There’s always more to do, said Najecki.

He and his crew are currently completing the Mountain Laurel, Desnoyers and Woodward Rock trails in the northwest corner of the preserve.

I’ll have to head back to hike those and to try to keep up with all the new trailblazing being done at Sprague.

ACCESS: From Route 44 in Chepachet, take Chestnut Hill Road west to Pine Orchard Road. Turn left on Joe Sweet Road.

PARKING: Available at the trailhead.

DOGS: Allowed, under owner’s control by voice or leash.

DIFFICULTY: Easy to moderate, with some hills and ridges.

GPS COORDINATES: 41.90652, -71.0368

Klutz Woodland at the southern end of the Sprague Farm Town Forest.
Klutz Woodland at the southern end of the Sprague Farm Town Forest.

John Kostrzewa’s book, “Walking Rhode Island: 40 Hikes for Nature and History Lovers with Pictures, GPS Coordinates and Trail Maps,” is available at local booksellers and at Amazon.com. He’ll sell and sign books after the following presentations:

Thursday, June 13: Rhode Island Night, with Martin Podskoch, author of “Rhode Island Civilian Conservation Corps Camps,” sponsored by the Association of Rhode Island Authors at Borealis Coffee Company, Bristol, 7 p.m. to 9 p.m.

Tuesday, June 18: North Kingstown Free Library, 6:30 p.m.

RI conservation projects, funding and purpose

The Rhode Island Department of Environmental Management has awarded $2.6 million in matching grants to protect 383 acres of public land in 11 communities. The funding comes from the 2022 Green Bond approved by voters.

The grant winners, the amount and the projects are:

Town of Burrillville: $54,500 to acquire 6.5 acres of forestland along the Pascoag Rail Trail that includes a wellhead-protection area, a watershed and a tributary of the Clear River.

Aquidneck Land Trust: $400,000 to acquire farmland in Portsmouth, including prime soils that will be kept in agricultural use with designated habitat areas.

Audubon Society of Rhode Island: $20,500 to acquire 36 acres of core forestland in Coventry east of Fairbanks Corner.
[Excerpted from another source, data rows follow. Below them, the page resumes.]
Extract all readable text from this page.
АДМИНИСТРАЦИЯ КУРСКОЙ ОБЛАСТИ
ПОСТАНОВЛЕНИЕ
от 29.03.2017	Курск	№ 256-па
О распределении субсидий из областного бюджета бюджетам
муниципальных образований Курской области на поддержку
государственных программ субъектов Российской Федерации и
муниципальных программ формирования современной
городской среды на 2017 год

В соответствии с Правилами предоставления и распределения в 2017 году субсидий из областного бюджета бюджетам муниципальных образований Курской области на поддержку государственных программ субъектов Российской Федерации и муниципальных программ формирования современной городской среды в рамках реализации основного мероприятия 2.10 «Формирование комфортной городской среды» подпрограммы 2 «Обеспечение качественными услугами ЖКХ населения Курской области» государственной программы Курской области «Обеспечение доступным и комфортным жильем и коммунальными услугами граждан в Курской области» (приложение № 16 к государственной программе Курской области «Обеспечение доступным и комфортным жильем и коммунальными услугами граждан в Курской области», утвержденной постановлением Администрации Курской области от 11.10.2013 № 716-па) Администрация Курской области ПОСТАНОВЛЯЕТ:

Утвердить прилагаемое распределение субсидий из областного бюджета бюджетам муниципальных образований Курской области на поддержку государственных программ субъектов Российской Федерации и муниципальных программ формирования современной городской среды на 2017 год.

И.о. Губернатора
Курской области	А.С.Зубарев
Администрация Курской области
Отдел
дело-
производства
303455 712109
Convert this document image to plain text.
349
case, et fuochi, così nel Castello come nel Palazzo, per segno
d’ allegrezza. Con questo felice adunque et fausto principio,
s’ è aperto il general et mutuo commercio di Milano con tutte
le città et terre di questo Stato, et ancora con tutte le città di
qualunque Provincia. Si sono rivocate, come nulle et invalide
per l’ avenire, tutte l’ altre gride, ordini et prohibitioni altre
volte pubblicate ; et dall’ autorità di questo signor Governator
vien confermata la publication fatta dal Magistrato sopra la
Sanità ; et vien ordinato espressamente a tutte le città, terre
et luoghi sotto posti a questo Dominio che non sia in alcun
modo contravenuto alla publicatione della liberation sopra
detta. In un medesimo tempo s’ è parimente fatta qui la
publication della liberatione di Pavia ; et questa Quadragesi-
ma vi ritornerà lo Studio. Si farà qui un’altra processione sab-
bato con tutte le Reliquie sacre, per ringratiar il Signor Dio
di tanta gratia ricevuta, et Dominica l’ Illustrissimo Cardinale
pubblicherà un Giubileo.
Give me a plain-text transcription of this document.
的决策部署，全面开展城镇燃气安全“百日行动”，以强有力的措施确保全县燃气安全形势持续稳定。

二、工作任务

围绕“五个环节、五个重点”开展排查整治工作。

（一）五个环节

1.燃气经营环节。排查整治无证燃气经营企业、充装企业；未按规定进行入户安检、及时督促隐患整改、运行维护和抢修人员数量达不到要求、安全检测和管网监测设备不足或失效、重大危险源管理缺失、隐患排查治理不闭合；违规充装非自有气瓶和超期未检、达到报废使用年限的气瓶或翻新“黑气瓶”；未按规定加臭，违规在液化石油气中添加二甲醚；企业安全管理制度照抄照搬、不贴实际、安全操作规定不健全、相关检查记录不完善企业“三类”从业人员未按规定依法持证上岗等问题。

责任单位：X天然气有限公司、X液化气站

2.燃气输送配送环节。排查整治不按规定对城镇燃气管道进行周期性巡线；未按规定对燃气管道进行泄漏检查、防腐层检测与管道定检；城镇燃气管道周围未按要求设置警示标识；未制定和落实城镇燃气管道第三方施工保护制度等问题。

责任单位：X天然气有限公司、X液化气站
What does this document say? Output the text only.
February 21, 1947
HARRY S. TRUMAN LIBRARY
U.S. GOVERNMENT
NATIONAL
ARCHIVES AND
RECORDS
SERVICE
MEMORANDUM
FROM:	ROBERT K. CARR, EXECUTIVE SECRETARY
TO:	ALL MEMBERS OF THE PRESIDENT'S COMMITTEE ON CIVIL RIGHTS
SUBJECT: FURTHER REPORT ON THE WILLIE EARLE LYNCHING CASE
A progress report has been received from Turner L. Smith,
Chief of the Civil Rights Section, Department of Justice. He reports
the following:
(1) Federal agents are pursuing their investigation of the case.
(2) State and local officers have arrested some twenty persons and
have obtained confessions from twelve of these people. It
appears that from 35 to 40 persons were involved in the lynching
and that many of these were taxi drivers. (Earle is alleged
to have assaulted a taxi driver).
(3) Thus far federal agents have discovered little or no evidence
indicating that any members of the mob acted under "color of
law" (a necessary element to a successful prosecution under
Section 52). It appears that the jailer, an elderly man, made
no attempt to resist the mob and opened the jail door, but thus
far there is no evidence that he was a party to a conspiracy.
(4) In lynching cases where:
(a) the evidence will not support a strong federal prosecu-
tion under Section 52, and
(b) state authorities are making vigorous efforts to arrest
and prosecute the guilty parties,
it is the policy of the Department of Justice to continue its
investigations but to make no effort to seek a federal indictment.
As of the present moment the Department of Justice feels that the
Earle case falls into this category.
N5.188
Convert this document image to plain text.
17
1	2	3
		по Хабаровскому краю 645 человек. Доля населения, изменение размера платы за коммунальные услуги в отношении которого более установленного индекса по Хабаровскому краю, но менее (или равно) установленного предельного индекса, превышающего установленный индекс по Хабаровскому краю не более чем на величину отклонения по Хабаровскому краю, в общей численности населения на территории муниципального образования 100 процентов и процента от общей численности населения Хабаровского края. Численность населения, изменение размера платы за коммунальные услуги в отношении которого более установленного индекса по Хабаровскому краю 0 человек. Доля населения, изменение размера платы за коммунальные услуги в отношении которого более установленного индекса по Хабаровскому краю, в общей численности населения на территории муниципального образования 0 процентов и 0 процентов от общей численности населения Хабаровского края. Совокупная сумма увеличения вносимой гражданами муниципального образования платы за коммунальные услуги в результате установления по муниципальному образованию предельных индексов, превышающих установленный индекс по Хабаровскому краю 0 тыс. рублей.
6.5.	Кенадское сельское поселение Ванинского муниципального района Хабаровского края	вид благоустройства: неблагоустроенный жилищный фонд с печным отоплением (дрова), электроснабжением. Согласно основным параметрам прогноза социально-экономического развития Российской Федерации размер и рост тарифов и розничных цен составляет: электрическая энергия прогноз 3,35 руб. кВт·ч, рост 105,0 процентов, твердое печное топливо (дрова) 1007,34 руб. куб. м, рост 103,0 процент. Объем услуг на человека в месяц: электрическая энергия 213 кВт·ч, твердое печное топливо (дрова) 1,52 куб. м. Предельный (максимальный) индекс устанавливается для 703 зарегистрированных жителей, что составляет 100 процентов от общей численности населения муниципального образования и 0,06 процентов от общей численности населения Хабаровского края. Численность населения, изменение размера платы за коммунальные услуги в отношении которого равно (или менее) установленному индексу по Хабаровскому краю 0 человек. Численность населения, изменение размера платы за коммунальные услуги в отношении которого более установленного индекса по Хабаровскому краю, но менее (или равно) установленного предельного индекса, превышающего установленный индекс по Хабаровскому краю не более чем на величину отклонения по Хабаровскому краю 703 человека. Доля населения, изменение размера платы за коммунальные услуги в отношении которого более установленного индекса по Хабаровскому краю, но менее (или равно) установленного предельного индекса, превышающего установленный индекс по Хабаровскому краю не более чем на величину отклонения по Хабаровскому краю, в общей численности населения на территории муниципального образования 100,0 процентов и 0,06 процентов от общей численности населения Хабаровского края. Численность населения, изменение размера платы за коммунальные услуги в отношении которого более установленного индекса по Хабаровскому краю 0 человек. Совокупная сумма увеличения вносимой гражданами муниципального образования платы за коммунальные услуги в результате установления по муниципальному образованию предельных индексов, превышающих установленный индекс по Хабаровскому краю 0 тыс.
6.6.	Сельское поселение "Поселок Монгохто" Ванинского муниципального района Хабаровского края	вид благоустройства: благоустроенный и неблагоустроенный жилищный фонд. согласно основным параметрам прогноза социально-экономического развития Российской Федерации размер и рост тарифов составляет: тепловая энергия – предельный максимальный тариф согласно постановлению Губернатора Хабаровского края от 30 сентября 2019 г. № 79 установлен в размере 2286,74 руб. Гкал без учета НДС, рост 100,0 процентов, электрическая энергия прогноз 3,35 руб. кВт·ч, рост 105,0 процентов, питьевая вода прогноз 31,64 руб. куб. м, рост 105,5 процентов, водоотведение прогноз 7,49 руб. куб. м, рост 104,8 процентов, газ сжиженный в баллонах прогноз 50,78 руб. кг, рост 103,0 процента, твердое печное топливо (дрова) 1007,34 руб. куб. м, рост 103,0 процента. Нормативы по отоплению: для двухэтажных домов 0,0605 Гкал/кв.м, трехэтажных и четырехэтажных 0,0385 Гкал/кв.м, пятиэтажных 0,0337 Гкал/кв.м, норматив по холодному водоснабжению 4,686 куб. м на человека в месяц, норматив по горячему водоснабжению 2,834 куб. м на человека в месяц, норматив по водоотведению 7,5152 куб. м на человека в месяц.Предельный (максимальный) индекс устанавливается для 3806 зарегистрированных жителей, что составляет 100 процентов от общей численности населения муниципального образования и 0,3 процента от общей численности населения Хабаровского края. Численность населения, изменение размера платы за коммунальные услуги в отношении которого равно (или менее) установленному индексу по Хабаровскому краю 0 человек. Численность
The property abuts Audubon’s 75-acre Perched Boulder Woodlands and contains a coniferous wetland complex supporting stands of middle-aged eastern hemlock.

City of Pawtucket – Riverside Burial Society: $250,000 to acquire 4 acres along the Seekonk River south of Tidewater Landing. The property is an undeveloped portion of the Victorian-era Riverside Cemetery, just north of Providence’s Swan Point Cemetery.

South Kingstown Land Trust: $300,000 to acquire a Conservation Easement over 10 acres of the historic Kinney Azalea Gardens in Kingston, which includes 500 varieties of azaleas.

Westerly Land Trust: $400,000 to acquire 90 acres of farmland and forestland containing more than 1,000 feet of frontage on the Pawcatuck  River.

The Nature Conservancy: $185,000 to acquire 25 acres of core forestland in Hopkinton contiguous with Rockville Management Area and Canonchet Brook Preserve.

Town of Smithfield: $117,500 grant to acquire 3 acres across from Whipple Ave south of Georgiaville Pond. The acquisition will expand trailhead access to Smithfield Land Trust’s Olivia’s Woods Preserve and protect riparian land along Whipple Brook east of its confluence with the Woonasquatucket River.

Town of Bristol: $400,000 to acquire 120 acres on Tower Street that is slated to become the Mount Hope Community Forest and will protect a site of Native American history.

Westerly Land Trust: $87,500 to acquire 4.6 acres along the Pawcatuck River abutting the Riverwood Preserve and including a paddle craft launch on the Pawcatuck River.

South Kingstown Land Trust: $400,000 to acquire 34 acres along the South County Bike Path contiguous with DEM’s Great Swamp Management Area and with more than 500 feet of frontage on White Horn Brook upstream of the Chipuxet River.